Les origines de son engagement
Juliette Lailler a grandi à Caen, en Normandie, entourée de crème locale, ce qui lui semble être un signe. Issue d’une famille de pharmaciens, elle a été immergée très tôt dans le monde de la pharmacie. Lorsqu’il n’y avait pas de garderie le soir, ses parents attendaient avec des Stabilo pour qu’elle fasse du coloriage.

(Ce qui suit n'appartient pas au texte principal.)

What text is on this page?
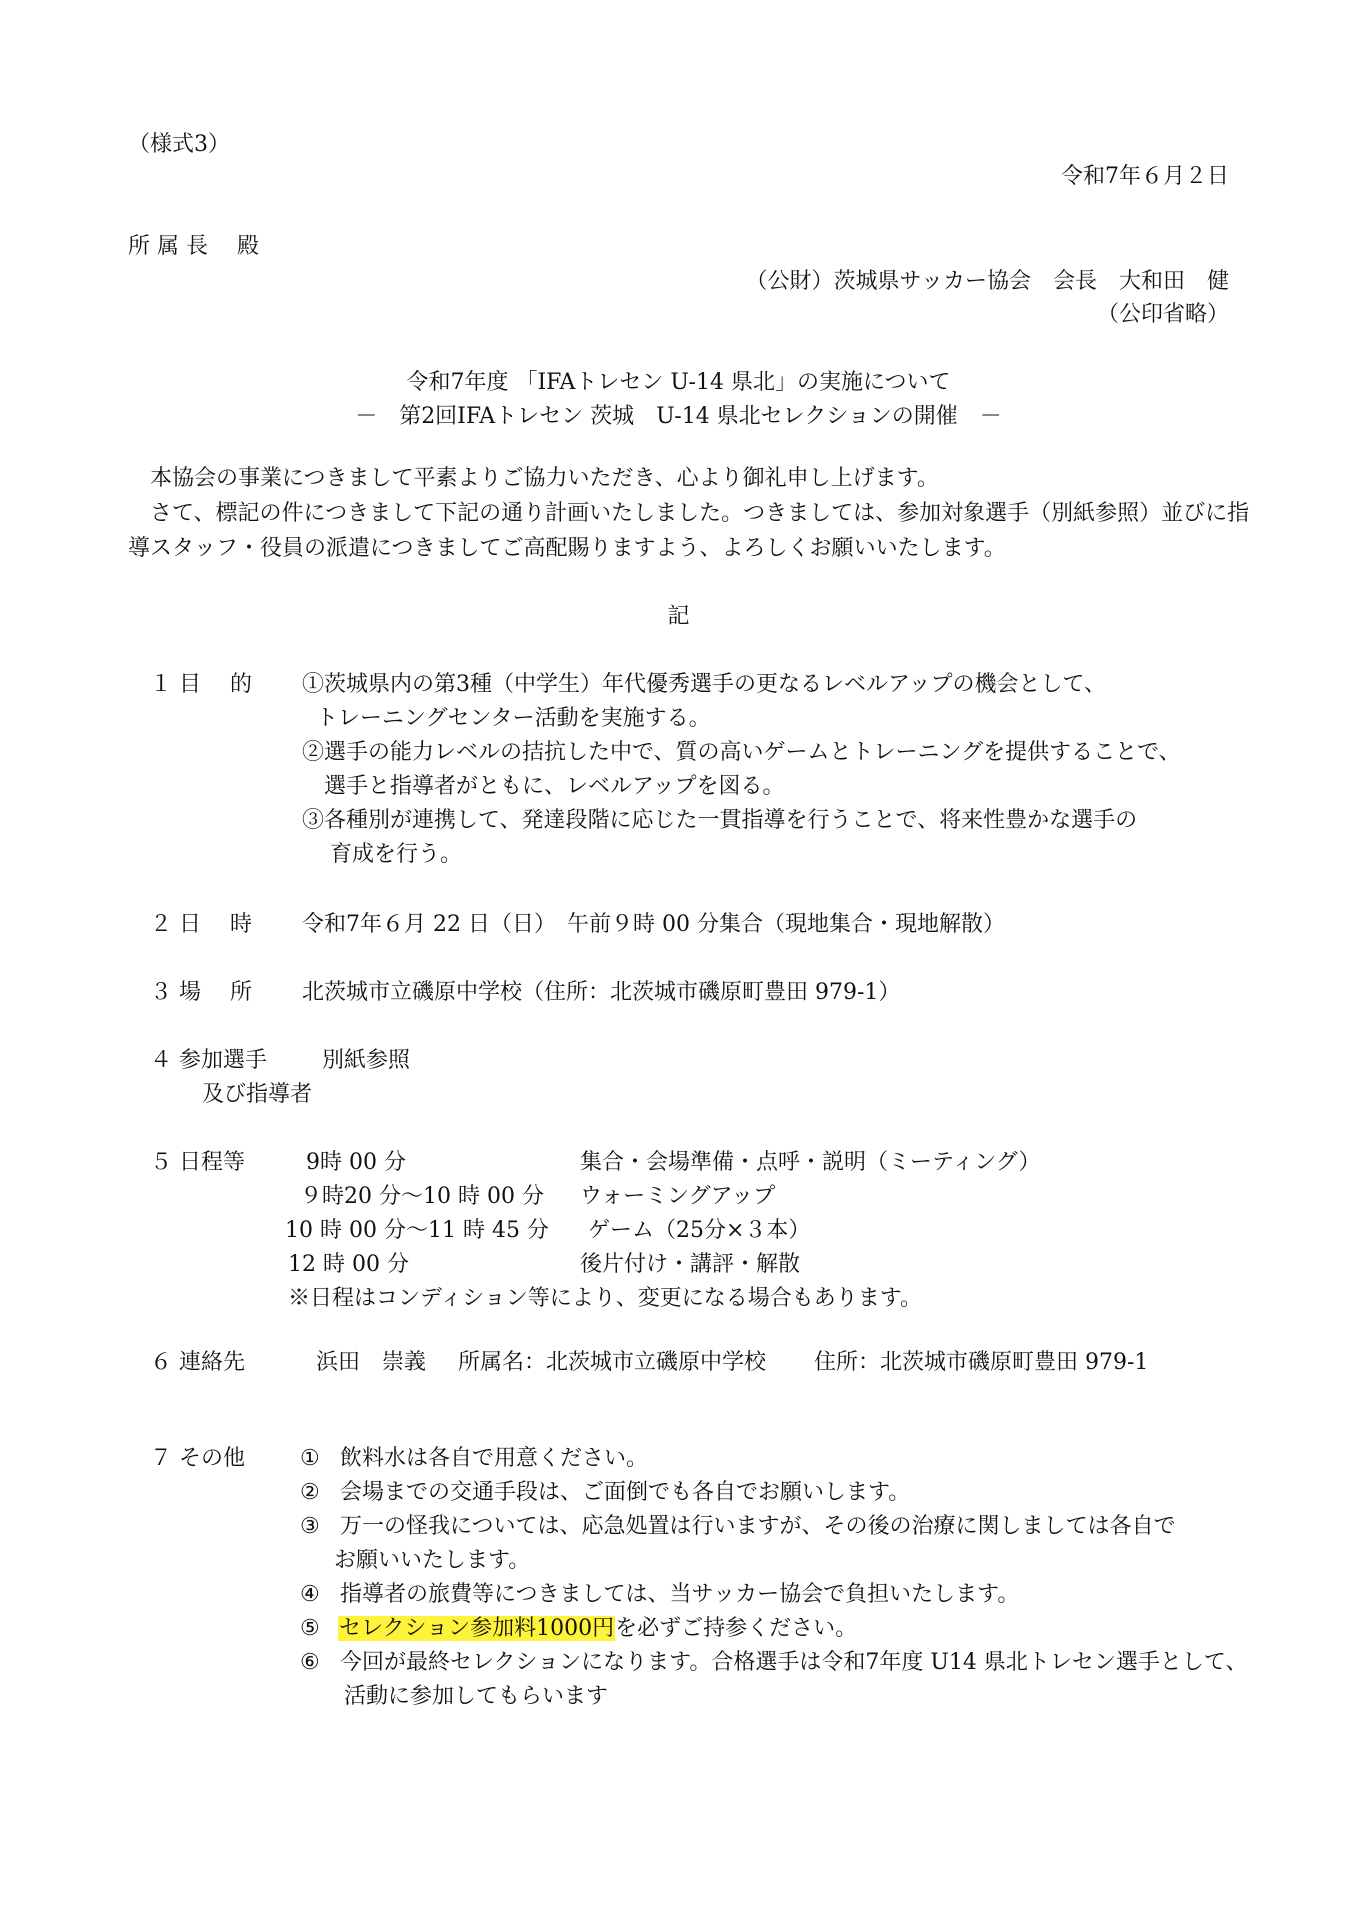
（様式3）
令和7年６月２日
所 属 長　 殿
（公財）茨城県サッカー協会　会長　大和田　健
（公印省略）
令和7年度 「IFAトレセン U-14 県北」の実施について
－　第2回IFAトレセン 茨城　U-14 県北セレクションの開催　－
本協会の事業につきまして平素よりご協力いただき、心より御礼申し上げます。
さて、標記の件につきまして下記の通り計画いたしました。つきましては、参加対象選手（別紙参照）並びに指
導スタッフ・役員の派遣につきましてご高配賜りますよう、よろしくお願いいたします。
記
１ 目　 的 ①茨城県内の第3種（中学生）年代優秀選手の更なるレベルアップの機会として、
トレーニングセンター活動を実施する。
②選手の能力レベルの拮抗した中で、質の高いゲームとトレーニングを提供することで、
選手と指導者がともに、レベルアップを図る。
③各種別が連携して、発達段階に応じた一貫指導を行うことで、将来性豊かな選手の
育成を行う。
２ 日　 時 令和7年６月 22 日（日）　午前９時 00 分集合（現地集合・現地解散）
３ 場　 所 北茨城市立磯原中学校（住所：北茨城市磯原町豊田 979-1）
４ 参加選手
及び指導者
別紙参照
５ 日程等	9時 00 分	集合・会場準備・点呼・説明（ミーティング）
９時20 分～10 時 00 分 ウォーミングアップ
10 時 00 分～11 時 45 分 ゲーム（25分×３本）
12 時 00 分	後片付け・講評・解散
※日程はコンディション等により、変更になる場合もあります。
６ 連絡先	浜田　崇義 所属名：北茨城市立磯原中学校 住所：北茨城市磯原町豊田 979-1
７ その他	① 飲料水は各自で用意ください。
② 会場までの交通手段は、ご面倒でも各自でお願いします。
③ 万一の怪我については、応急処置は行いますが、その後の治療に関しましては各自で
お願いいたします。
④ 指導者の旅費等につきましては、当サッカー協会で負担いたします。
⑤ セレクション参加料1000円を必ずご持参ください。
⑥ 今回が最終セレクションになります。合格選手は令和7年度 U14 県北トレセン選手として、
活動に参加してもらいます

Son parcours académique et professionnel
Elle a intégré HEC Paris dès ses études, déjà motivée par le soin de la peau, un domaine qui mêle science, émotion et créativité. Elle a enrichi son expérience en travaillant chez de grands noms de la cosmétique, comme Vichy, Helena Rubinstein et Dior, où elle a appris l’attention au détail, un atout précieux dans sa carrière.
Une mentor inattendue
Elle confie ne pas avoir eu de mentor spécifique, mais elle s’appuie beaucoup sur sa partenaire, Marie Belile. Ingénieure de formation, elle fabriquait des moteurs d’avion chez Safran. En 2019, elle lui a confié son rêve d’innover dans la cosmétique, une décision qui a changé sa vie en lui permettant de suivre cette voie.
La confiance de ses clients
Les clientes ont été essentielles à la croissance de Krème. La marque a choisi de s’appuyer principalement sur leur confiance pour se développer, tout en comptant sur une équipe agile, capable de créer ce qui n’existait pas encore et de relever de nombreux défis.
Une philosophie d’indépendance
Pour Juliette Lailler, l’indépendance est une véritable chance. Contrairement à d’autres entreprises qui dépendent de fonds d’investissement ou de structures comme Bpifrance, Krème avance avec ses propres ressources. Elle souligne que cette autonomie permet d’agir rapidement et de gérer ses finances avec soin, en dépensant intelligemment ce qu’on a durement gagné.
Nos formules conjuguent bienfaits des probiotiques et vertus d’actifs biotech.
Juliette Lailler
Les obstacles rencontrés
Elle évoque notamment la difficulté de formuler des produits avec peu d’ingrédients. Les formules de Krème sont hyperallégées, ce qui est un succès, mais cela complique la formulation, car il est souvent plus facile d’ajouter des conservateurs ou des allergènes que d’en soustraire.
Les défis futurs
Krème souhaite s’étendre sur le marché européen et lancer un projet de recherche fondamentale. La marque veut produire ses propres probiotiques en collaborant avec un centre hospitalier, afin de remonter toute la chaîne, de la recherche à la fabrication. Ce projet est très stimulant intellectuellement.
Ce qu’elle veut transmettre
Juliette Lailler insiste sur l’importance de s’entourer de partenaires qui ne sont pas simplement des clones, mais des alter ego, des personnes avec qui partager la vision et la passion.
Son rapport à la déconnexion
Elle avoue passer peu de temps en mode déconnecté. Toutefois, depuis un an et demi, elle a appris à déconnecter le week-end pour vivre avec ses proches, notamment avec son enfant. Cela lui paraît essentiel pour équilibrer vie professionnelle et personnelle, bien que ce soit parfois déstabilisant au début.
Sa vision de l’influence
Pour elle, l’influence repose sur l’exemplarité. On ne peut réellement influencer les autres qu’en étant un modèle en soi.